GRIT, GRIME AND GORE – KILDARE’S INDUSTRIAL PAST
Grit, grime and gore – Kildare’s industrial past.
Mention the words ‘historic monument’ and the first images that come to mind are those of ruined castles and churches, round towers, high crosses, and raths and ring forts. Kildare has an abundance of such sites – from the early Christian glories of Moone and Castledermot to medieval masterpieces such as Maynooth Castle. However there is a class of monument which has been overlooked in the county and yet one which gives strong evidence of how people made a living in the locality in bygone years. However the grit, grime and gore involved in sites such as sand pits, sewage plants and knackeries does not have the same historical glamour appeal as picturesque old castles and churches. As a result it is only in recent times that a scientific effort has been made to quantify and identify the county’s rich resource of industrial history known in technical terms as ‘industrial archaeology.’
Kildare County Council’s Heritage Office commissioned a map-based survey of the county’s industrial archaeology with a view to compiling a database and basic description of sites throughout the county. The results are impressive in both quantity and variety. Virtually every townsland in the county was found to have some evidence of a site where people had worked to shape or process materials as part of the sinews of a local economy.
This outcome is a necessary correction to the image that the history of Ireland’s countryside is exclusive an agricultural one. Other types of enterprise, albeit related to agriculture, flourished in every corner over the generations. And even though Kildare’s towns were small until the expansion of the late 20th century they too were the location of a variety of industrial and ancillary operations. The survey – entitled the Kildare Industrial Archaeological Heritage Project (KDIAH) — identified an impressive 2,463 sites related to the county’s industrial archaeology heritage. The largest single category of enterprise was in the extractive industries with more than 1,000 sites identified in relation to pits and quarries of all kinds. Manufacturing and mill sites (mostly water mills but some wind mills) accounted for another 662 locations while transport — embracing the county’s heritage of historical road, canal and rail features — accounted for another 536 sites.

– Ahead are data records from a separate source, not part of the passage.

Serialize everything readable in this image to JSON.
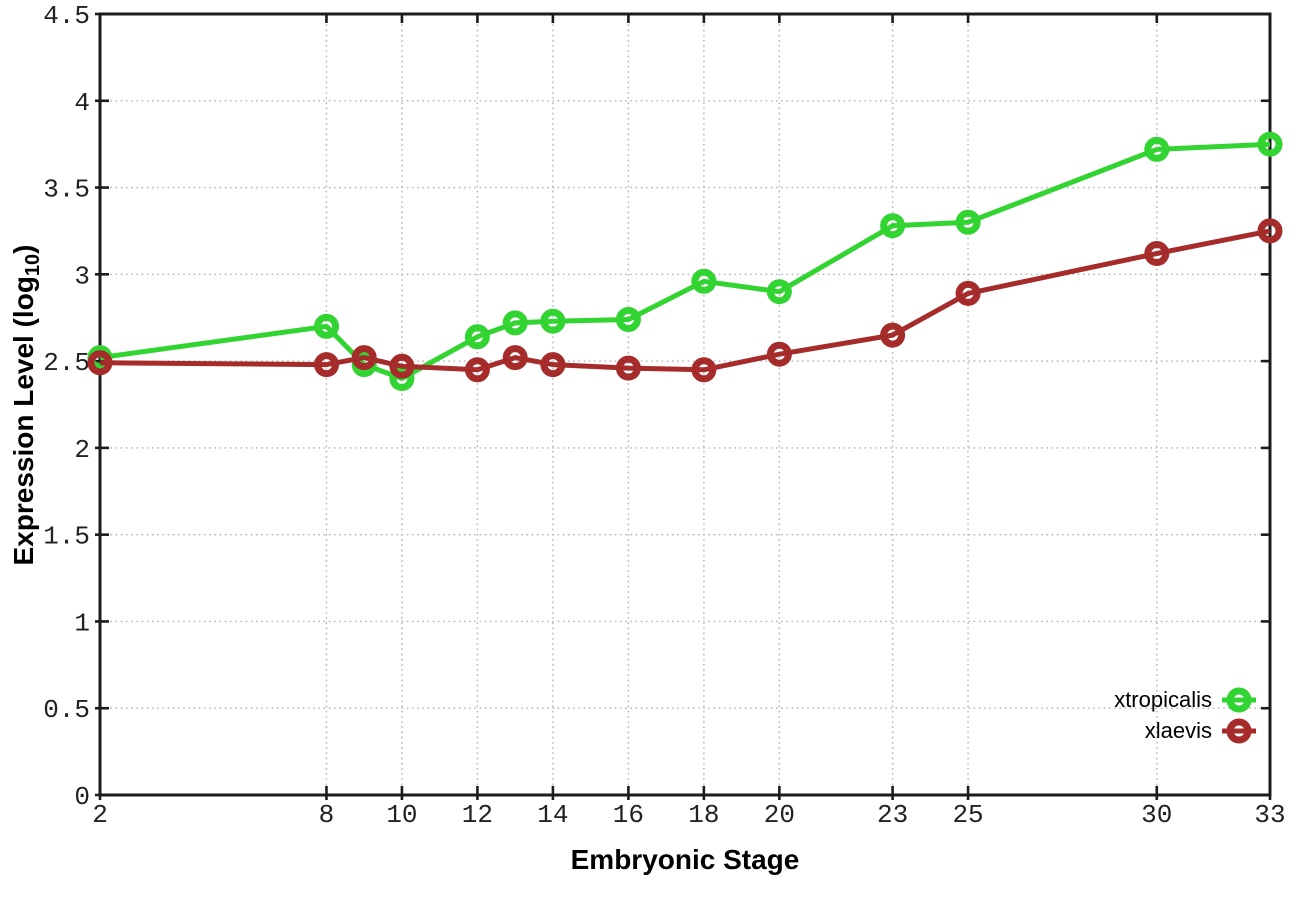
{
  "figure": {
    "background": "#ffffff",
    "axis_color": "#1c1c1c",
    "grid_color": "#b3b3b3",
    "tick_label_color": "#222222"
  },
  "chart_data": {
    "type": "line",
    "title": "",
    "xlabel": "Embryonic Stage",
    "ylabel": "Expression Level (log10)",
    "ylabel_parts": {
      "main": "Expression Level (log",
      "sub": "10",
      "close": ")"
    },
    "xlim": [
      2,
      33
    ],
    "ylim": [
      0,
      4.5
    ],
    "grid": true,
    "legend_position": "bottom-right-inside",
    "x_ticks": [
      2,
      8,
      10,
      12,
      14,
      16,
      18,
      20,
      23,
      25,
      30,
      33
    ],
    "x_tick_labels": [
      "2",
      "8",
      "10",
      "12",
      "14",
      "16",
      "18",
      "20",
      "23",
      "25",
      "30",
      "33"
    ],
    "y_ticks": [
      0,
      0.5,
      1,
      1.5,
      2,
      2.5,
      3,
      3.5,
      4,
      4.5
    ],
    "y_tick_labels": [
      "0",
      "0.5",
      "1",
      "1.5",
      "2",
      "2.5",
      "3",
      "3.5",
      "4",
      "4.5"
    ],
    "x": [
      2,
      8,
      9,
      10,
      12,
      13,
      14,
      16,
      18,
      20,
      23,
      25,
      30,
      33
    ],
    "series": [
      {
        "name": "xtropicalis",
        "color": "#31d431",
        "marker": "open-circle",
        "values": [
          2.52,
          2.7,
          2.48,
          2.4,
          2.64,
          2.72,
          2.73,
          2.74,
          2.96,
          2.9,
          3.28,
          3.3,
          3.72,
          3.75
        ]
      },
      {
        "name": "xlaevis",
        "color": "#a62b2b",
        "marker": "open-circle",
        "values": [
          2.49,
          2.48,
          2.52,
          2.47,
          2.45,
          2.52,
          2.48,
          2.46,
          2.45,
          2.54,
          2.65,
          2.89,
          3.12,
          3.25
        ]
      }
    ]
  }
}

And after all that thirsty work in the quarries and peat workings of Kildare, the workers needed to have their thirst slaked and the county was not found wanting in that respect with the survey category of ‘ Breweries, distilleries and malthouses’ revealing twenty-one sites. Preparing the raw material for brewing which involved the malting of the barley prompted the building of malt-houses many of which remain distinctive features on the Kildare sky-line. The barley (invariably locally grown) was spread, heated and steeped in the maltings before conveyance to breweries and distilleries. Malt-houses at Athy (Rathstewart and Ballyroe), Rathanagan, Monasterevin and Athgarvan operated in parallel with the milling industry and the malt-houses and mill buildings remaining in these locations are impressive reminders of an earlier approach to industrialisation. The early 19th century Maltings at Athgarvan on the Liffey, upriver of Newbridge, are regarded as among the best surviving malt buildings in the country.
The roast cereals were then sent on for the distinct processes of brewing or distilling. The KDIAH map survey identified breweries in Kilcock, Maynooth, Celbridge and Athy. Of course the county’s most famous brewing son, Arthur Guinness, is said to have brewed his first beverages a century earlier in Leixlip, before moving to bigger things at James’ Gate, Dublin in 1759.
The more refined practice of distilling was also a significant enterprise in Kildare in the period covered by the KDIAH assessment. Evidence of distilleries was found in Kilcock and Leixlip. Much the biggest distilling enterprise in the county was at Monasterevin where the Cassidy distillery included the full apparatus of kilns, mash houses, workshops, offices, grain stores and warehouses. A key factor in the establishment of distilleries, maltings and mills in the county was proximity to the canal network which began to be laid out from the late 18th century. In this respect Monasterevin, now referred to as the ‘Venice of Ireland’ given its proliferation of bridges and waterways, was in a key position on the Barrow branch of the Grand Canal and thence the flourishing of the Cassidy distillery over many generations.
Kildare County Council is to be commended for commissioning such a thorough and revealing survey of the industrial history of the county. Much credit must go to KCC Heritage Officer Brigid Loughlin, and the report’s compilers Antoine Giacometti, Siobhan Duffy and Mairín Ní Cheallagh of Archaeological Technology Ltd. for the report’s quality and range of information. They have helped restore a neglected aspect of local history – our industrial monuments – to a position where they should be taken as seriously as the more high-profile historic monuments in the county. Series no: 186.
Liam Kenny in his column ‘Nothing New Under the Sun’ from the Leinster Leader of 22nd July 2010 reflects on Kildare’s rich industrial past. Our thanks to Liam.